The average university day at LJMU differs massively from that at Southern. If you’re studying on the English programme, for example, each of your modules will usually be timetabled for three hours per week. Usually, you’ll start with a lecture for 50 minutes with 10 minutes break at the end. (Science programmes have a different schedule.) Lectures tend to be a single tutor speaking at the front of an auditorium to all the students registered on that module (this can be up to around 200 students).

LJMU Lecture Theatre
LJMU Lecture Theatre

Generally students don’t contribute to lectures, unless called upon by the tutor. Tutors also often make announcements before or after the session – regarding events, room changes etc.  Seminars are usually straight after lectures, and run for an hour and half to two hours, depending on the subject, the tutor and the contributions from you and your fellow classmates. They will feel more familiar to you, as they work in a similar way to your classes at Southern. A seminar leader will create discussion amongst a group of twenty or so students week’s theme or book. This is your chance to give your opinion and contest others, so the more you give, the more you will get out of these sessions. Timetables and reading lists are issued at the very beginning of the semester (and are always available on LJMU’s Virtual Learning Environment  – currently Blackboard, just like Southern), so that you can plan your reading and preparation.

During both lectures and seminars you will need to make notes. Some students use notepads and some use laptops. All presentations your lecturers use appear on Blackboard shortly after the session, for you to print out or use to make extra notes. The Blackboard site for each module will provide you with lots of material for research.

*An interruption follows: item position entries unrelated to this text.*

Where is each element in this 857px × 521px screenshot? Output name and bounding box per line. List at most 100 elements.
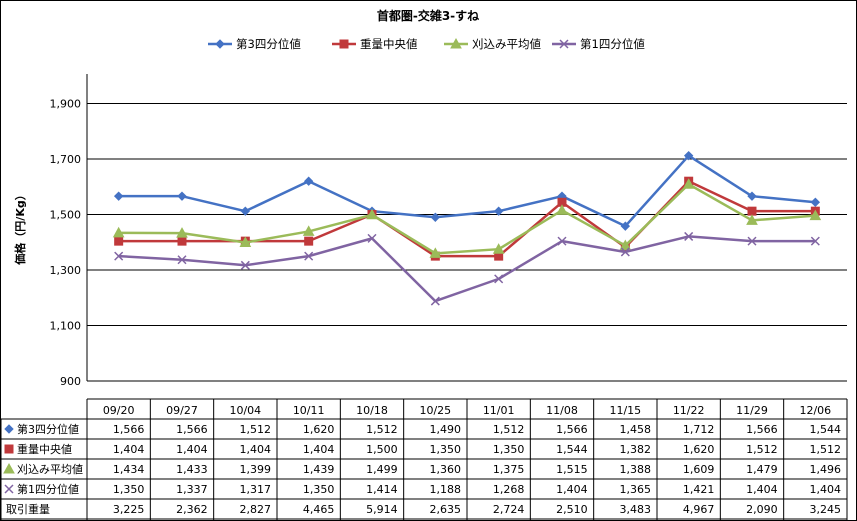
marker-square xyxy=(339,39,349,49)
table-cell: 1,404 xyxy=(810,483,842,496)
chart-title: 首都圏-交雑3-すね xyxy=(377,8,479,23)
marker-x xyxy=(620,247,630,257)
series-line xyxy=(118,235,816,303)
marker-triangle xyxy=(429,247,442,258)
table-cell: 1,399 xyxy=(240,463,272,476)
table-cell: 1,337 xyxy=(176,483,208,496)
marker-diamond xyxy=(215,39,225,49)
table-cell: 1,479 xyxy=(746,463,778,476)
table-cell: 1,512 xyxy=(366,423,398,436)
marker-triangle xyxy=(239,236,252,248)
y-tick-label: 1,500 xyxy=(50,209,82,222)
table-cell: 1,404 xyxy=(113,443,145,456)
marker-triangle xyxy=(3,462,15,474)
table-cell: 1,350 xyxy=(430,443,462,456)
table-cell: 1,499 xyxy=(366,463,398,476)
table-cell: 1,414 xyxy=(366,483,398,496)
marker-x xyxy=(559,39,569,49)
y-tick-label: 1,300 xyxy=(50,264,82,277)
marker-x xyxy=(557,236,567,246)
table-cell: 1,317 xyxy=(240,483,272,496)
legend: 第3四分位値 重量中央値 刈込み平均値 第1四分位値 xyxy=(208,37,645,51)
table-cell: 1,350 xyxy=(493,443,525,456)
marker-diamond xyxy=(493,206,504,216)
legend-label: 重量中央値 xyxy=(360,37,418,51)
table-cell: 1,500 xyxy=(366,443,398,456)
legend-label: 第1四分位値 xyxy=(580,37,645,51)
table-cell: 3,225 xyxy=(113,503,145,516)
y-axis-label: 価格（円/Kg） xyxy=(13,189,27,265)
x-tick-label: 11/29 xyxy=(736,404,768,417)
table-cell: 1,439 xyxy=(303,463,335,476)
x-tick-label: 09/27 xyxy=(166,404,198,417)
series-3 xyxy=(112,178,822,258)
marker-diamond xyxy=(177,191,187,201)
marker-square xyxy=(304,236,314,246)
x-tick-label: 10/25 xyxy=(419,404,451,417)
table-row-label: 第3四分位値 xyxy=(17,422,79,436)
y-tick-label: 1,900 xyxy=(50,98,82,111)
marker-diamond xyxy=(303,176,314,186)
x-tick-label: 11/01 xyxy=(483,404,515,417)
marker-diamond xyxy=(683,150,694,161)
marker-diamond xyxy=(620,221,631,231)
marker-x xyxy=(494,274,504,284)
table-cell: 1,404 xyxy=(556,483,588,496)
table-row-label: 第1四分位値 xyxy=(17,482,79,496)
marker-x xyxy=(114,251,124,261)
table-cell: 1,350 xyxy=(113,483,145,496)
marker-triangle xyxy=(809,209,822,221)
table-cell: 1,404 xyxy=(176,443,208,456)
table-cell: 2,362 xyxy=(176,503,208,516)
table-cell: 1,512 xyxy=(240,423,272,436)
marker-diamond xyxy=(4,424,14,434)
y-tick-label: 1,100 xyxy=(50,320,82,333)
table-cell: 1,434 xyxy=(113,463,145,476)
marker-triangle xyxy=(619,239,632,251)
table-cell: 1,566 xyxy=(113,423,145,436)
table-cell: 1,609 xyxy=(683,463,715,476)
series-line xyxy=(118,183,816,255)
x-tick-label: 10/11 xyxy=(293,404,325,417)
y-tick-label: 900 xyxy=(60,375,81,388)
y-tick-labels: 900 1,100 1,300 1,500 1,700 1,900 xyxy=(50,98,82,389)
table-cell: 1,490 xyxy=(430,423,462,436)
marker-x xyxy=(430,296,440,306)
marker-triangle xyxy=(556,204,568,215)
table-cell: 1,458 xyxy=(620,423,652,436)
marker-diamond xyxy=(113,191,124,201)
table-cell: 1,544 xyxy=(810,423,842,436)
marker-triangle xyxy=(746,214,758,225)
marker-square xyxy=(4,444,14,454)
series-group xyxy=(112,150,822,306)
table-cell: 1,365 xyxy=(620,483,652,496)
series-1 xyxy=(113,150,821,231)
data-table: 09/20 09/27 10/04 10/11 10/18 10/25 11/01 11/08… xyxy=(0,398,848,520)
table-cell: 1,268 xyxy=(493,483,525,496)
table-cell: 1,566 xyxy=(746,423,778,436)
legend-label: 刈込み平均値 xyxy=(472,37,541,51)
table-cell: 1,433 xyxy=(176,463,208,476)
x-tick-label: 09/20 xyxy=(103,404,135,417)
marker-diamond xyxy=(810,197,821,207)
x-tick-label: 10/04 xyxy=(229,404,261,417)
table-cell: 4,465 xyxy=(303,503,335,516)
table-cell: 1,188 xyxy=(430,483,462,496)
table-cell: 1,620 xyxy=(683,443,715,456)
table-cell: 1,512 xyxy=(493,423,525,436)
table-cell: 3,245 xyxy=(810,503,842,516)
marker-diamond xyxy=(430,212,441,222)
table-cell: 2,510 xyxy=(556,503,588,516)
table-cell: 1,566 xyxy=(176,423,208,436)
marker-triangle xyxy=(492,243,505,254)
marker-x xyxy=(810,236,820,246)
table-cell: 1,350 xyxy=(303,483,335,496)
marker-x xyxy=(684,231,694,241)
table-cell: 1,360 xyxy=(430,463,462,476)
x-tick-label: 11/08 xyxy=(546,404,578,417)
table-cell: 4,967 xyxy=(683,503,715,516)
marker-diamond xyxy=(747,191,757,201)
marker-x xyxy=(177,255,187,265)
marker-x xyxy=(304,251,314,261)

Each module is semester-long, and has a maximum of two assignments. Though your seminar tutor will usually set you tasks during each class, these are aimed at sparking discussion, and do not contribute to your final grade. Deadlines are given at the start of semester so you are expected to know when they are due. Word count differs depending on module and assignment type so can range from around 1000-3500 words. There aren’t any essays or assignments given that will not contribute to your final grade for the module.